Photo via Flickr Creative Commons by Ramal Ramil
Sen. Manny Pacquiao believes capital punishment will decrease drug activity by stirring fear among Filipino drug lords and traffickers. He stands by President Rodrigo Duterte’s plans to reimpose the death penalty in the Philippines.
The famous boxer became a Senator of the Philippines in 2016. From the day he was elected Senator until now, Pacquiao continues to support the reimposition of capital punishment for heinous crimes that includes drug trafficking, kidnap for ransom, rape with murder, and robbery with murder.
The death penalty was suspended in the Philippines in 2006 under the presidency of Gloria Macapagal-Arroyo, according to ABS-CBN.
Pacquiao is one of the four senators in the 18th Congress who introduced the new death penalty bill. He said religious beliefs and the Constitution excuses the death penalty.

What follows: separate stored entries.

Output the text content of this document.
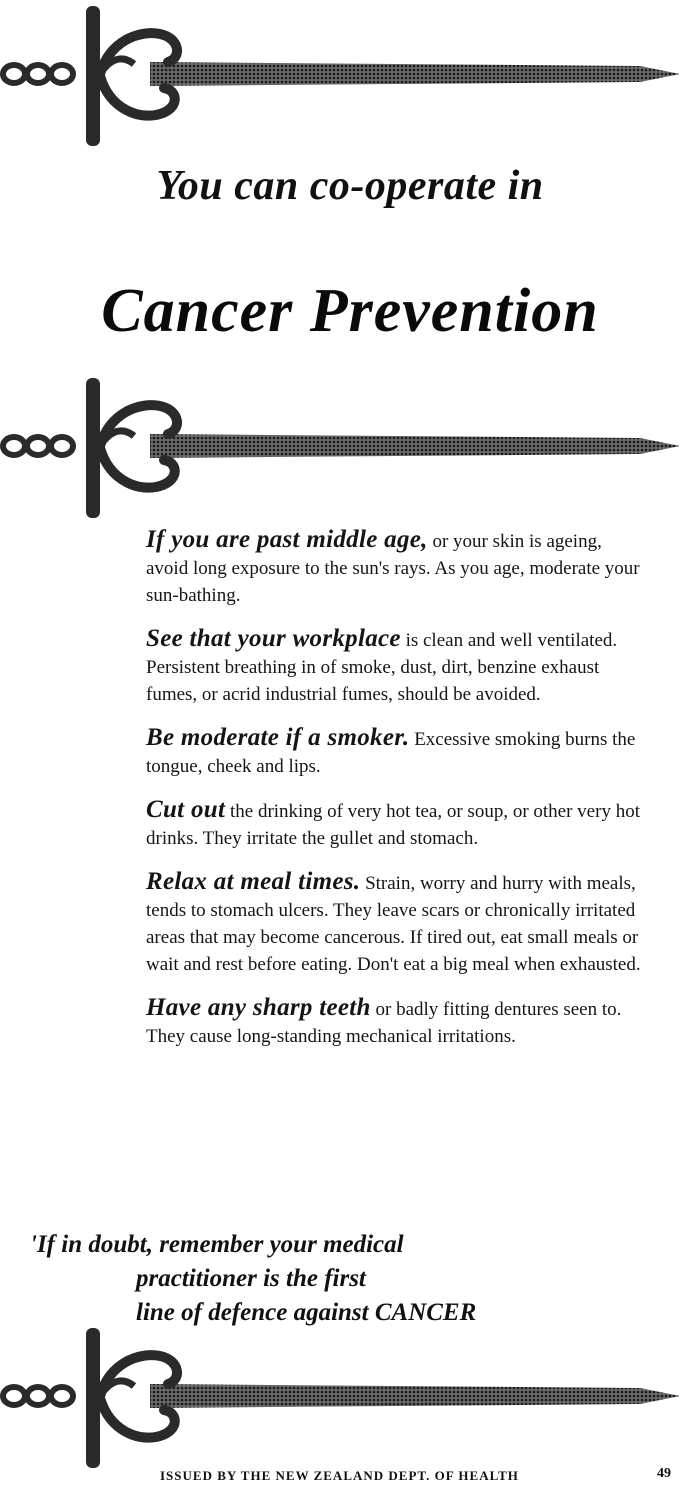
You can co-operate in
Cancer Prevention

If you are past middle age, or your skin is ageing, avoid long exposure to the sun's rays. As you age, moderate your sun-bathing.

See that your workplace is clean and well ventilated. Persistent breathing in of smoke, dust, dirt, benzine exhaust fumes, or acrid industrial fumes, should be avoided.

Be moderate if a smoker. Excessive smoking burns the tongue, cheek and lips.

Cut out the drinking of very hot tea, or soup, or other very hot drinks. They irritate the gullet and stomach.

Relax at meal times. Strain, worry and hurry with meals, tends to stomach ulcers. They leave scars or chronically irritated areas that may become cancerous. If tired out, eat small meals or wait and rest before eating. Don't eat a big meal when exhausted.

Have any sharp teeth or badly fitting dentures seen to. They cause long-standing mechanical irritations.

'If in doubt, remember your medical
practitioner is the first
line of defence against CANCER

ISSUED BY THE NEW ZEALAND DEPT. OF HEALTH	49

“And then with God, biblically, God allows governments to use capital punishment. Even Jesus Christ was sentenced to death because the government imposed to rule then,” Pacquiao said to Rappler.
Pacquiao recently suggested high-level drug traffickers to be executed by a firing squad to scare drug traffickers into obeying the law.
During the fifth State of the Nation Address (SONA), Duterte pushed for the revival of the death penalty by lethal injection as part of his “war on drugs.” Duterte also wishes to include plunder as one of the crimes to receive capital punishment.
“I reiterate the swift passage of the law reviving the death penalty by lethal injection for crimes specified under the Comprehensive Dangerous Drugs Act of 2002,” Duterte said during his fifth SONA. He received an applause after he said, “I did not hear so much clapping so I presume that you are not interested.”
In 2016, Pacquiao said he prefers death by hanging over lethal injection because it is cheaper and doctors aren’t allowed to kill anyone, reported Rappler. Pacquiao said there will continue to be debates on which execution methods will be used, but he supports Duterte’s decisions.
Not everyone in the Philippines supports this measure.
Sen. Richard Gordon, chair of the Senate Justice Committee, said bringing back the death penalty means “[The Philippines] will earn international opprobrium unfairly to our people,” reported Inquirer. He said the revival will be a constitutional issue and will not be done easily because the law was revoked as part of an international agreement.
Gordan is concerned how other countries will view the Philippines. He said the penalty “worries” him because evidence that can prove a drug-user is guilty can be false or tampered with by law enforcers.
He refused to sponsor the bill as head of the pro-life Philippine Red Cross, reported Rappler.
During Duterte’s presidency, the “war on drugs” resulted in 12,000 deaths of Filipinos to date, according to Human Rights Watch. Of those 12,000 deaths, as least 2,555 deaths are attributed to the Philippine National Police.
Several complaints of false evidence and unlawful killings are resulting in more investigation on the “war on drugs” in the Philippines. However, Duterte and his supporters stand by the campaign to combat criminals by targeting drug lords and traffickers.
Pacquiao told Rappler he is willing to sponsor the bill and is confident the law will make a comeback.